Workflows: Automate Multi-Step Data Enrichment

For Enterprise customers whose data requires multiple steps of enrichment, our Enterprise Engineering team builds out custom workflows that string multiple jobs together. The newly introduced Workflows tool allows our customers to easily upload, download and monitor data that flows through their workflows.

Features include:

  • Web interface for uploading data to the workflow and downloading results
  • Data pre-processing and validations
  • Unit processing and routing (ETL) between CrowdFlower jobs
  • Integration with Doublepass (see below)
  • Data post-processing and packaging
  • A webhook sender
  • An emailer

Doublepass: Generate Quality Content

Those of us who use CrowdFlower to create original content (e.g., writing reviews, tagging content, harvesting images etc.) understand that Test Questions aren’t the best quality-control tool for the job. This is where Doublepass comes in. 

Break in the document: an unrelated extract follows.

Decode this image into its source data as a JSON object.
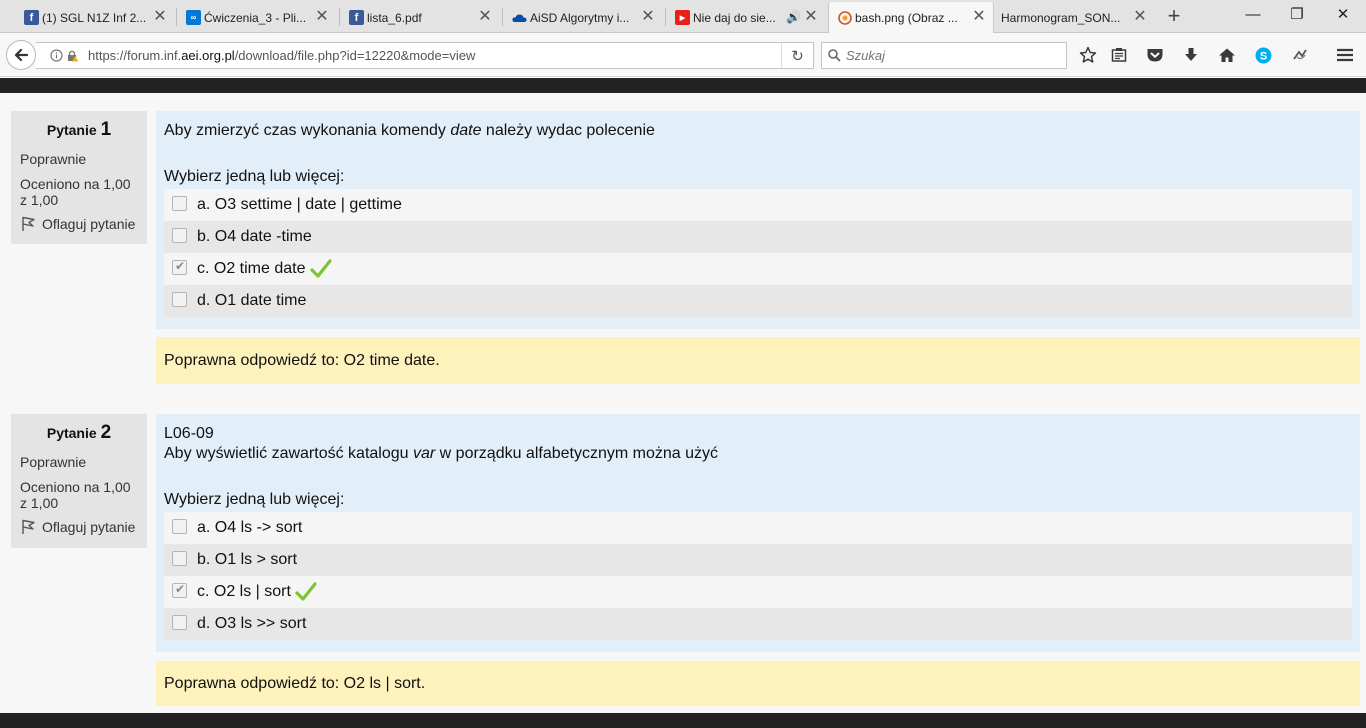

The most typical use-case is a two-job peer-review workflow, where one job is set up for content generation and a second job is set up for content review. This was discussed in an earlier blog post here

To summarize, data flows from the generation job to the review job using our Workflows application, and only the content review job needs Test Questions. If a piece of content passes review, the original author of that content gets bonused. If it does not pass review, the original author’s judgment is flagged, and the content gets passed back to the generation job for another run. This process continues until all pieces of content are approved. Doublepass also provides several automatic-review tools to programmatically evaluate content (e.g., for spelling, grammar, and appropriateness) before wasting money on it in the review job. The best part is you only pay full price for the content that passes review.

Features include:

  • Auto-bonusing for good content: control the bonus amount, accuracy threshold, and messaging
  • Auto-flag for bad content: control the accuracy threshold to eliminate sub-optimal contributors
  • Auto-review: have our algorithms review the content first
  • The ability to peek at approved / rejected content  

CrowdFlower Labs: More Functionality for Complex Tasks

Taken together, CrowdFlower Labs will allow our customers to tackle complex work more quickly and easily than ever before. We look forward to working with you to get up and running on these new tools and hearing your feedback.